El mayordomo de palacio fue fundador de numerosas abadías para acabar de cristianizar a los violentos y todavía paganos pueblos germánicos, pero las entregó a sus adictos laicos con título de abad o abadesa, según fueran capitanes de su ejército, altas señoras casadas o jovencitas inexpertas de la nobleza. El gobierno y las rentas correspondientes a la Iglesia quedaban en manos de la nobleza franca, que ni residían en los monasterios ni hacían votos, además de llevar una vida que ni con buena voluntad se podía llamar virtuosa. Muy apesadumbrado por este desafuero, San Euquerio de Orleans se encontraba echado en oración cuando fue arrebatado por un ángel que lo condujo al infierno. Allí vio entre los condenados en cuerpo y alma a Carlos Martel. Dio cuenta de su visión a Pipino el Breve, hijo del condenado, quien mando abrir la tumba de su padre: la hallaron quemada por dentro y vieron salir del fondo una enorme serpiente que huyó dando alaridos envuelta en una nube de azufre.

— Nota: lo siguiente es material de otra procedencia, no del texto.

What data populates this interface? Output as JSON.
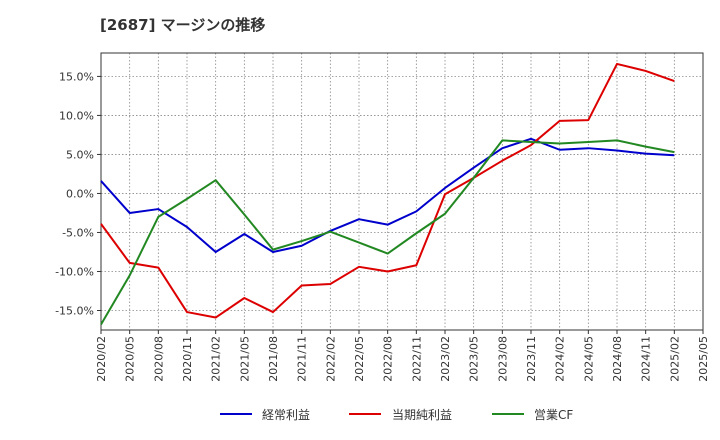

De allí en adelante, cada vez que el poder civil se inmiscuía en asuntos eclesiásticos o se apoderaba de sus bienes, se reunían los obispos del reino para recordarle al rey la condena de su antepasado. San Euquerio había sido perseguido y obligado a abandonar su sede. Huyó primero a Colonia y después se refugió en el monasterio de San Trudo en la actual Bélgica. No podía perdonarle al poderoso mayordomo que hubiera dejado huérfanos a sus fieles de Orleáns. Con virtudes venerables, penitencias y oraciones consiguió que los santos francos, presididos por santa Bega, abuela de Carlos Martel, rogaran al Altísimo la condena eterna de su pariente. San Euquerio murió en paz en San Trudo y en el momento del tránsito se encendieron solas todas las velas del monasterio. Por este milagro es abogado contra los cortes de fluido eléctrico.